O caminhão,além de oferecer toda a sofisticação a bordo, tipo da cabine Scania, presente até mesmo na gama P, conta com suspensão pneumática com dois bolsões de ar,como item de série e freios a tambor com ABS por força de lei, agregando APS e EBS.

VWCO Constellation 19.330 – R$ 257.768

A VW Caminhões e Ônibus lançou o Constellation 19.330 Titan em 2005. O caminhão posicionou a fabricante no segmento de extrapesados, porque junto com a versão com motorização na casa dos 300 cv, a fabricante ampliou a família que atualmente possui modelos de até 440 cv. Fato é que por muito tempo esse modelo foi campeão de vendas, mesmo porque foi ele quem estreou o segmento de cavalos pesados de entrada a preços mais populares.

O modelo, cujo PBTC é de 45.000 kg tem um motor Cummins ISL com potência de 330 cv a 2.100 rpm e torque de 147,9 mkgf se 1.000 a 1500 rpm, combinado a uma transmissão manual ZF 16 AS 1585 TD.Mas a VWCO tem a opção de câmbio automatizado,também uma ZF de 16 marchas. O Constellation 19.330 Titan é indicado para operar em segmentos como basculante, carga seca, container, furgão, graneleiro, plataforma carrega tudo, sider, tanque e transporte de carga viva e de veículos, entre outros.

Volvo VM 330 – R$ 273.000

O Volvo VM é outro conhecido do mercado por fazer parte da gama de caminhões semipesados da marca.
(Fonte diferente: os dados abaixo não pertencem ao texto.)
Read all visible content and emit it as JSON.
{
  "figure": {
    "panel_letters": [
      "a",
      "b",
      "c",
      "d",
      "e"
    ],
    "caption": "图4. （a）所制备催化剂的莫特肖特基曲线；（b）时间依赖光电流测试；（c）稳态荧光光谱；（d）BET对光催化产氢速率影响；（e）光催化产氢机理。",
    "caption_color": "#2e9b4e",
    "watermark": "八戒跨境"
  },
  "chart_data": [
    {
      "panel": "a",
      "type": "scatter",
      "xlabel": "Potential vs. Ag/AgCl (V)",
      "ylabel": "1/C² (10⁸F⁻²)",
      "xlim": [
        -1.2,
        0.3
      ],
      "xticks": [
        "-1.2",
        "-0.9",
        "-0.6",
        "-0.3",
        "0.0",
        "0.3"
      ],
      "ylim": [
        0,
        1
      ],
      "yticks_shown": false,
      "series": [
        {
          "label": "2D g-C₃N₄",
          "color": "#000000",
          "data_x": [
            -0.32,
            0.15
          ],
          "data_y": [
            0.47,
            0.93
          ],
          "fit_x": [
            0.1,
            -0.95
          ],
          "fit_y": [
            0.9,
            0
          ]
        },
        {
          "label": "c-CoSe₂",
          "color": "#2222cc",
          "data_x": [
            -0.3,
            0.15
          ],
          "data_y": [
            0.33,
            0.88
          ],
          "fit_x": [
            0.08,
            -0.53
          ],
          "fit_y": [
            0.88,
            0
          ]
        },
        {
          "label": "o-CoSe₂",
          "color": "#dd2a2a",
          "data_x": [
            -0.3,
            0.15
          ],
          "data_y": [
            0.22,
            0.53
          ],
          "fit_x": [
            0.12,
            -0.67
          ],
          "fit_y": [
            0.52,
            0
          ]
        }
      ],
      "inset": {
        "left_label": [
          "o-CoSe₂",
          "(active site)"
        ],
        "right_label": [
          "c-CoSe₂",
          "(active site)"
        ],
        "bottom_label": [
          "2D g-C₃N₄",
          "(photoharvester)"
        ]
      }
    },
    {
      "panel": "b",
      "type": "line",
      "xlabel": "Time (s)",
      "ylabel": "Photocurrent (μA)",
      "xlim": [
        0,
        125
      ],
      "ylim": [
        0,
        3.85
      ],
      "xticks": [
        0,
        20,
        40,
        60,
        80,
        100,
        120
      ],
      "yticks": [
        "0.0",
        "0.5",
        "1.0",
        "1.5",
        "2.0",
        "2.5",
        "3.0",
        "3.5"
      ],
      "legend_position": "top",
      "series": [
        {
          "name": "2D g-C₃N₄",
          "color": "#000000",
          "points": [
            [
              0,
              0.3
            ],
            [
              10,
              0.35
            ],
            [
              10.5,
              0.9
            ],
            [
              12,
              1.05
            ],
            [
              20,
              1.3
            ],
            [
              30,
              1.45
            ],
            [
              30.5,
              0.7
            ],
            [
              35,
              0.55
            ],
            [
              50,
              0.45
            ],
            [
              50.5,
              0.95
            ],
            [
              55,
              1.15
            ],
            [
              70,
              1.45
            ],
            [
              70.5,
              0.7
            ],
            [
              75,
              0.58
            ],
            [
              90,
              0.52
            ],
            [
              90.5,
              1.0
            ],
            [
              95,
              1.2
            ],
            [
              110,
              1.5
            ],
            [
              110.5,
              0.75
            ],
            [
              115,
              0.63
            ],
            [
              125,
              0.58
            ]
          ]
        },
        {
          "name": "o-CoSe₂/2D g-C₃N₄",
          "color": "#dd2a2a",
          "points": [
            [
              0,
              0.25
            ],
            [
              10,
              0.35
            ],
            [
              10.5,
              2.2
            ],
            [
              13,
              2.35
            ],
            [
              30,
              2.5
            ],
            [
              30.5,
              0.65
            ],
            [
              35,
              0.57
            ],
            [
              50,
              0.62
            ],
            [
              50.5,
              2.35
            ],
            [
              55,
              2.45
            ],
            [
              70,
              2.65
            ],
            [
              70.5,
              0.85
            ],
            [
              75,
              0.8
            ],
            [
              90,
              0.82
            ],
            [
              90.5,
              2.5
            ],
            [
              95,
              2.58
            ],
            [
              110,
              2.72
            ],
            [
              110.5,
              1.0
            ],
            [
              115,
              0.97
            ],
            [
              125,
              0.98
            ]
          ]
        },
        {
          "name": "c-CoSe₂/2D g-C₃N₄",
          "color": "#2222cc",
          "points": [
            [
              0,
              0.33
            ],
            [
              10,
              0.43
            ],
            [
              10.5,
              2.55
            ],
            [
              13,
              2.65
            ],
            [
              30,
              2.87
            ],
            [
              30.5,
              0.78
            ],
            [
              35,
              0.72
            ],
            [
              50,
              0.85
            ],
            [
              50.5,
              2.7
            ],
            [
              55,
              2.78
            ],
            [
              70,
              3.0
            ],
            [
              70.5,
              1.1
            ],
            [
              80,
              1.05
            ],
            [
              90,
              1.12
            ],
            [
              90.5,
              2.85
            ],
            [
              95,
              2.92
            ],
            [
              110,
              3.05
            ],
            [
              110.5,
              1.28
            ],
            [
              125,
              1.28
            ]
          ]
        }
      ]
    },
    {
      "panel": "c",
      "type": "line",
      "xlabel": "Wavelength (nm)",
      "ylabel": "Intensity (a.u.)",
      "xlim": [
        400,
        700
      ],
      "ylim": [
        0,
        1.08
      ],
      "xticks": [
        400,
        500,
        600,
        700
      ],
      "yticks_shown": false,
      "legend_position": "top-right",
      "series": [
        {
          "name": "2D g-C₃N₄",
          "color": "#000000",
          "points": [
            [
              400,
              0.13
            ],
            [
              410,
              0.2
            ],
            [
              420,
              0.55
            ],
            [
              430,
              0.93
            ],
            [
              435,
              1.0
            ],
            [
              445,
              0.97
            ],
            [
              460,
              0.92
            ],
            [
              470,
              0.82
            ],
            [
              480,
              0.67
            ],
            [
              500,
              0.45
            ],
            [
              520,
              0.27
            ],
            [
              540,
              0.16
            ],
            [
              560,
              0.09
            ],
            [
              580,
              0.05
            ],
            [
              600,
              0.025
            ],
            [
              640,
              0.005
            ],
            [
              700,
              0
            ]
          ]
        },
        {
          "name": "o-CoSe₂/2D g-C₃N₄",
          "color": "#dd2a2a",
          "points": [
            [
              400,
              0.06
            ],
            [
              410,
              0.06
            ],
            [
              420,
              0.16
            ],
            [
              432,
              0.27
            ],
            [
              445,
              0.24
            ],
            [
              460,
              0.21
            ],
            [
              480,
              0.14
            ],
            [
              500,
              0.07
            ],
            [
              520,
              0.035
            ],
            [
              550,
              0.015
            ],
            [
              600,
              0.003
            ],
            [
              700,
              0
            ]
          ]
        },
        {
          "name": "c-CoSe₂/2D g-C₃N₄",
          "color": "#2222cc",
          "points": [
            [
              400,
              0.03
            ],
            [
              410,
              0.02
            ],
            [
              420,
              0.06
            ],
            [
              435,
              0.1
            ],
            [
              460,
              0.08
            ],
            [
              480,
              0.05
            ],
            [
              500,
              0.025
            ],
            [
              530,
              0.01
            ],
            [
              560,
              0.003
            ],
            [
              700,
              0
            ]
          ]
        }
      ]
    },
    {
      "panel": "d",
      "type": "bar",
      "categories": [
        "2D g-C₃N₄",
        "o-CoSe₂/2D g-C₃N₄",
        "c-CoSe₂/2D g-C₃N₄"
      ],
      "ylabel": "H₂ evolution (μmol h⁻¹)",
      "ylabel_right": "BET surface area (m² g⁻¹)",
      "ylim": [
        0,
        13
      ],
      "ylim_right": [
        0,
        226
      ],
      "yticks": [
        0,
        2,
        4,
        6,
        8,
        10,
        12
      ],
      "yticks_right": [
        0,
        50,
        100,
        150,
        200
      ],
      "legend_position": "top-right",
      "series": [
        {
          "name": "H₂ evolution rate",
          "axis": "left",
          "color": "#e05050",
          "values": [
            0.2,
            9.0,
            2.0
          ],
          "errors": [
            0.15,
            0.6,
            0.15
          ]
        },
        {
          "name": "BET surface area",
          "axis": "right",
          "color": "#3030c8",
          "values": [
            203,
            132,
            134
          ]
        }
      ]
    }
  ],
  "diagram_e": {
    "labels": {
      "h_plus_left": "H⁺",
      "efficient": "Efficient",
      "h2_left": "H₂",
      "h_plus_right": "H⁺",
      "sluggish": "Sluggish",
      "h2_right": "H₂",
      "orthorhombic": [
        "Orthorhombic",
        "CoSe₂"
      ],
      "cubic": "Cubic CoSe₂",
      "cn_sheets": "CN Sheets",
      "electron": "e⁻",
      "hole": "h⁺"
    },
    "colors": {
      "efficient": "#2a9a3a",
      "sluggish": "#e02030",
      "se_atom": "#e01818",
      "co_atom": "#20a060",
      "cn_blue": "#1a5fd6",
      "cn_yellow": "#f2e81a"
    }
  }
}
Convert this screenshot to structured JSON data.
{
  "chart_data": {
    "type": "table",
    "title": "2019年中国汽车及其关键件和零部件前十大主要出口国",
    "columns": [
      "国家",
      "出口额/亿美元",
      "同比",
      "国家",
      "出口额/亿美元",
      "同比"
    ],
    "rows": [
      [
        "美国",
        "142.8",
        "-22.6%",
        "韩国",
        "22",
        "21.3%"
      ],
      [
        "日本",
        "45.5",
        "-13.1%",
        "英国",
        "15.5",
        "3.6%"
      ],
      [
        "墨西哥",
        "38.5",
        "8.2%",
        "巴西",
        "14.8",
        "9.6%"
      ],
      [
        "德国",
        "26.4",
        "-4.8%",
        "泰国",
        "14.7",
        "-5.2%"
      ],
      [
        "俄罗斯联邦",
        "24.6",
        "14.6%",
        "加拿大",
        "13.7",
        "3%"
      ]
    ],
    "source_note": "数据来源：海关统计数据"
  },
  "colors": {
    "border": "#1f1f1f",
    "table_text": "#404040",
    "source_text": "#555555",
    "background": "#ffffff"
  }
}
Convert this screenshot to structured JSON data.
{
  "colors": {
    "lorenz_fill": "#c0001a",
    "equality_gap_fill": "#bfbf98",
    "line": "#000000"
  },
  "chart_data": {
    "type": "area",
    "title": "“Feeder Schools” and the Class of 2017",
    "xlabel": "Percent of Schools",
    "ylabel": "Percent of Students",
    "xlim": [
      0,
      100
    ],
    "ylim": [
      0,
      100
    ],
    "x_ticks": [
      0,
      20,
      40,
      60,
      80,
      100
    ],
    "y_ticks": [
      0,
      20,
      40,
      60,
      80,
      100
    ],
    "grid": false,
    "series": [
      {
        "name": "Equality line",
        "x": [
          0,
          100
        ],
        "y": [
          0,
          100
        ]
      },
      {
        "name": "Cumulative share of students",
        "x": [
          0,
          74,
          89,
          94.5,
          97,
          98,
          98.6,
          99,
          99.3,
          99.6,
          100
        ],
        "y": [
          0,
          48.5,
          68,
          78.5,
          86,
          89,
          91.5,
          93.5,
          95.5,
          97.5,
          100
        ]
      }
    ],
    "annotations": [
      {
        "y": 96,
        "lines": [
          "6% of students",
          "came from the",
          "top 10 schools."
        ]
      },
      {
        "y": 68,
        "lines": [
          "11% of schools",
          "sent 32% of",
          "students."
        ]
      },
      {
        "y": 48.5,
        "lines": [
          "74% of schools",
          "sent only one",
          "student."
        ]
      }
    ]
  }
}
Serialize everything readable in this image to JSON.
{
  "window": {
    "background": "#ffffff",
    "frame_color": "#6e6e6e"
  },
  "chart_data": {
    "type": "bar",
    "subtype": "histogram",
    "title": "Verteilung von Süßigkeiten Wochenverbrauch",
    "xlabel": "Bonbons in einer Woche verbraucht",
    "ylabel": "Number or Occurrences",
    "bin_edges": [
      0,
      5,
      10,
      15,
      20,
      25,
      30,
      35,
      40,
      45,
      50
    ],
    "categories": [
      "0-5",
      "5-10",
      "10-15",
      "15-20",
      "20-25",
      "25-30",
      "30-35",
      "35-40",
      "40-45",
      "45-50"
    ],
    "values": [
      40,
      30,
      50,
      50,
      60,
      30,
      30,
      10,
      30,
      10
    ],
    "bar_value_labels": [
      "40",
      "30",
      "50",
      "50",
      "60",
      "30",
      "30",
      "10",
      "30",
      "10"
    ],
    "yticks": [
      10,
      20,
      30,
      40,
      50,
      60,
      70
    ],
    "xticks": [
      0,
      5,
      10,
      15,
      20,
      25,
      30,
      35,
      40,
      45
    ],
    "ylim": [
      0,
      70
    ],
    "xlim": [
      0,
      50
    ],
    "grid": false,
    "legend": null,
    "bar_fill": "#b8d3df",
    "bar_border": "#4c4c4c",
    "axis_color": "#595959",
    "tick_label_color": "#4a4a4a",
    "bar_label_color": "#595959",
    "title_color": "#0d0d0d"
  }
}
Contudo, assim como o Scania, a Volvo também possui um representante de entrada na categoria de cavalos mecânicos, que é o VM 330 4×2. O caminhão tem PBTC de 45.000 kg, o veículo é equipado com motor MWM, de 7,2 litros com potência de 330 cv a 2.200 rpm e torque de 133 mkgf de 1.200 a 1.600 rpm,com transmissão automatizada I-Shift de 12 velocidades como item de série. O modelo que é bastante popular entre os caminhões rígidos, tem o seu trem de força, incluindo a robustez da transmissão automatizada I-Shift como o seu maior predicado.

Essa transmissão é a razão de a popularidade das caixas automatizadas ter crescido nesse segmento, pois foi a Volvo, por meio de sua equipe a primeira marca a provar os benefícios da transmissão inteligente numa frota, uma vez que é possível equalizar o consumo de combustível.